Em vez tentar “acordar a indústria”, o governo deveria se preocupar com a recuperação do setor de serviços, onde estão mais de 75% dos empregados brasileiros e que responde por mais de 70% do Produto Interno Bruto nacional, afirmou nesta quarta-feira Gustavo Franco, presidente do Conselho de Administração da gestora de recursos Rio Bravo Investimentos. Para ele, a fraca expansão do PIB no terceiro trimestre do ano deveria forçar uma reflexão do Executivo sobre a importância dos estímulos ao setor industrial para a retomada do crescimento do Brasil.
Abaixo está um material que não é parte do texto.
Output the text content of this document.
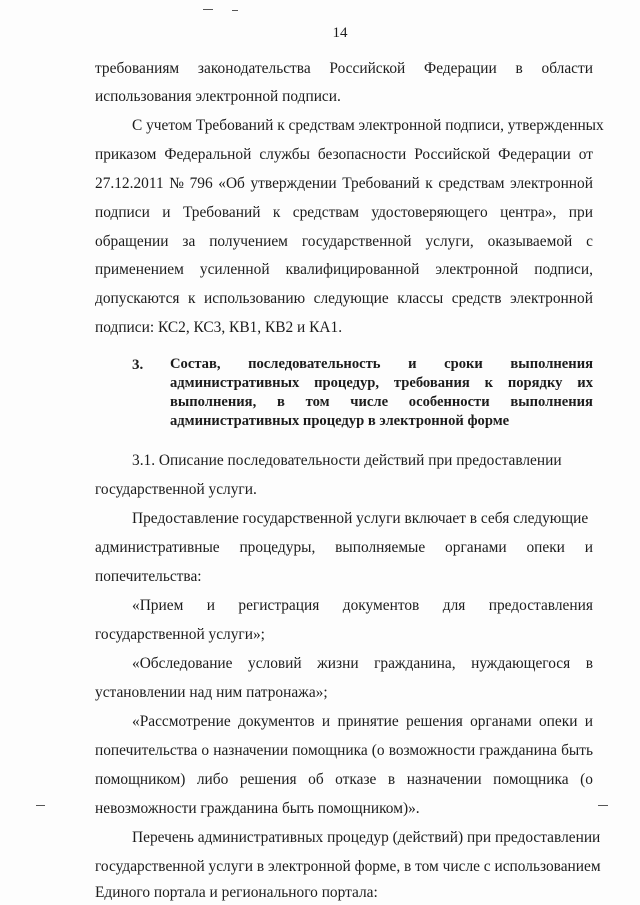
14
требованиям законодательства Российской Федерации в области
использования электронной подписи.
С учетом Требований к средствам электронной подписи, утвержденных
приказом Федеральной службы безопасности Российской Федерации от
27.12.2011 № 796 «Об утверждении Требований к средствам электронной
подписи и Требований к средствам удостоверяющего центра», при
обращении за получением государственной услуги, оказываемой с
применением усиленной квалифицированной электронной подписи,
допускаются к использованию следующие классы средств электронной
подписи: КС2, КС3, КВ1, КВ2 и КА1.
3. Состав, последовательность и сроки выполнения
административных процедур, требования к порядку их
выполнения, в том числе особенности выполнения
административных процедур в электронной форме
3.1. Описание последовательности действий при предоставлении
государственной услуги.
Предоставление государственной услуги включает в себя следующие
административные процедуры, выполняемые органами опеки и
попечительства:
«Прием и регистрация документов для предоставления
государственной услуги»;
«Обследование условий жизни гражданина, нуждающегося в
установлении над ним патронажа»;
«Рассмотрение документов и принятие решения органами опеки и
попечительства о назначении помощника (о возможности гражданина быть
помощником) либо решения об отказе в назначении помощника (о
невозможности гражданина быть помощником)».
Перечень административных процедур (действий) при предоставлении
государственной услуги в электронной форме, в том числе с использованием
Единого портала и регионального портала:
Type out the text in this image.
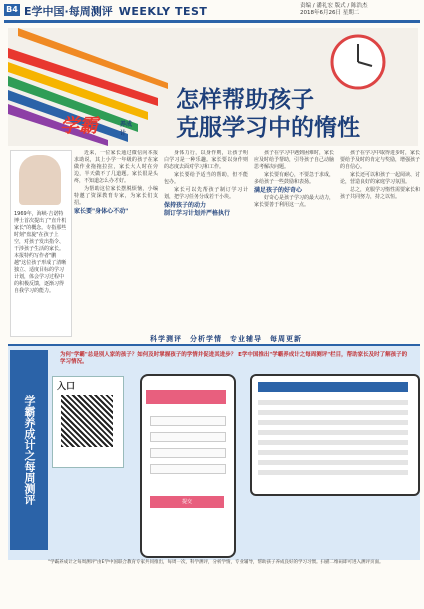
B4 E学中国·每周测评 WEEKLY TEST	责编 / 潘礼宏 版式 / 陈浩杰
2018年6月26日 星期二
怎样帮助孩子
克服学习中的惰性
学霸	养成计
1969年，海峡·吉诺特博士首次提出了"直升机家长"的概念。专指那些时刻"盘旋"在孩子上空，对孩子发出指令、干涉孩子生活的家长。本报特约写作者"鹏越"这位孩子形成了清晰独立、适度目标的学习计划，体会学习过程中的积极反馈，逐渐习得自我学习的能力。

近来，一位家长通过微信向本报求助说，其上小学一年级的孩子在家做作业拖拖拉拉，家长大人时在旁边，半天做不了几道题。家长很是头疼，不知道怎么办才好。

为帮助这位家长摆脱烦恼，小编特邀了资深教育专家，为家长们支招。

家长要"身体心不动"

身体力行，以身作则，让孩子明白学习是一种乐趣。家长要以身作则的态度去面对学习和工作。

家长要给予适当的帮助，但不能包办。

家长可以先帮孩子制订学习计划，把学习任务分成若干小块。

保持孩子的动力

制订学习计划并严格执行

孩子在学习中遇到困难时，家长应及时给予帮助，引导孩子自己动脑思考解决问题。

家长要有耐心，不要急于求成，多给孩子一些鼓励和表扬。

满足孩子的好奇心

好奇心是孩子学习的最大动力，家长要善于利用这一点。

孩子在学习中取得进步时，家长要给予及时的肯定与奖励，增强孩子的自信心。

家长还可以和孩子一起阅读、讨论，营造良好的家庭学习氛围。

总之，克服学习惰性需要家长和孩子共同努力，持之以恒。

科学测评　分析学情　专业辅导　每周更新
学霸养成计之每周测评
为何"学霸"总是别人家的孩子？如何及时掌握孩子的学情并促进其进步？ E学中国推出"学霸养成计之每周测评"栏目，帮助家长及时了解孩子的学习情况。
入口
提交
"学霸养成计之每周测评"由E学中国联合教育专家共同推出，每周一次，科学测评，分析学情，专业辅导，帮助孩子养成良好的学习习惯。扫描二维码即可进入测评页面。
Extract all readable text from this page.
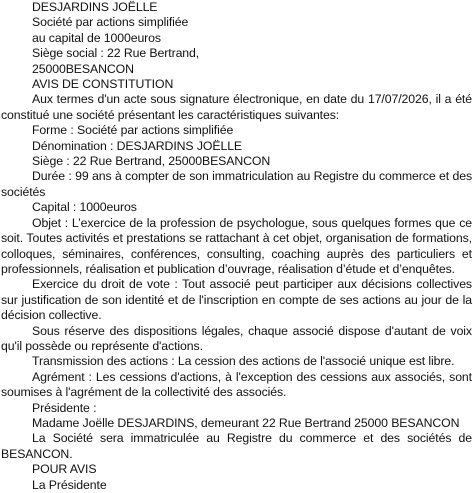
DESJARDINS JOËLLE

Société par actions simplifiée

au capital de 1000euros

Siège social : 22 Rue Bertrand,

25000BESANCON

AVIS DE CONSTITUTION

Aux termes d'un acte sous signature électronique, en date du 17/07/2026, il a été constitué une société présentant les caractéristiques suivantes:

Forme : Société par actions simplifiée

Dénomination : DESJARDINS JOËLLE

Siège : 22 Rue Bertrand, 25000BESANCON

Durée : 99 ans à compter de son immatriculation au Registre du commerce et des sociétés

Capital : 1000euros

Objet : L’exercice de la profession de psychologue, sous quelques formes que ce soit. Toutes activités et prestations se rattachant à cet objet, organisation de formations, colloques, séminaires, conférences, consulting, coaching auprès des particuliers et professionnels, réalisation et publication d’ouvrage, réalisation d’étude et d’enquêtes.

Exercice du droit de vote : Tout associé peut participer aux décisions collectives sur justification de son identité et de l'inscription en compte de ses actions au jour de la décision collective.

Sous réserve des dispositions légales, chaque associé dispose d'autant de voix qu'il possède ou représente d'actions.

Transmission des actions : La cession des actions de l'associé unique est libre.

Agrément : Les cessions d'actions, à l'exception des cessions aux associés, sont soumises à l'agrément de la collectivité des associés.

Présidente :

Madame Joëlle DESJARDINS, demeurant 22 Rue Bertrand 25000 BESANCON

La Société sera immatriculée au Registre du commerce et des sociétés de BESANCON.

POUR AVIS

La Présidente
“O PIB fraco deveria gerar uma reflexão sobre essa ênfase setorial, e sobre a mitologia de que a prosperidade de um país do tamanho do Brasil depende da indústria”, afirmou o executivo em evento da Associação Brasileira de Private Equity e Venture Capital (ABVCAP),em São Paulo.SegundoFranco, além de mudar o foco dos estímulos, o governo deveria atacar também a questão da deterioração da confiança que ocorreu principalmente no primeiro semestre do ano e que, devido a um descompasso entre o enfraquecimento da demanda após a redução da taxa de juros e os custos de trabalhos maiores, causou um estrangulamento do capital de giro das empresas.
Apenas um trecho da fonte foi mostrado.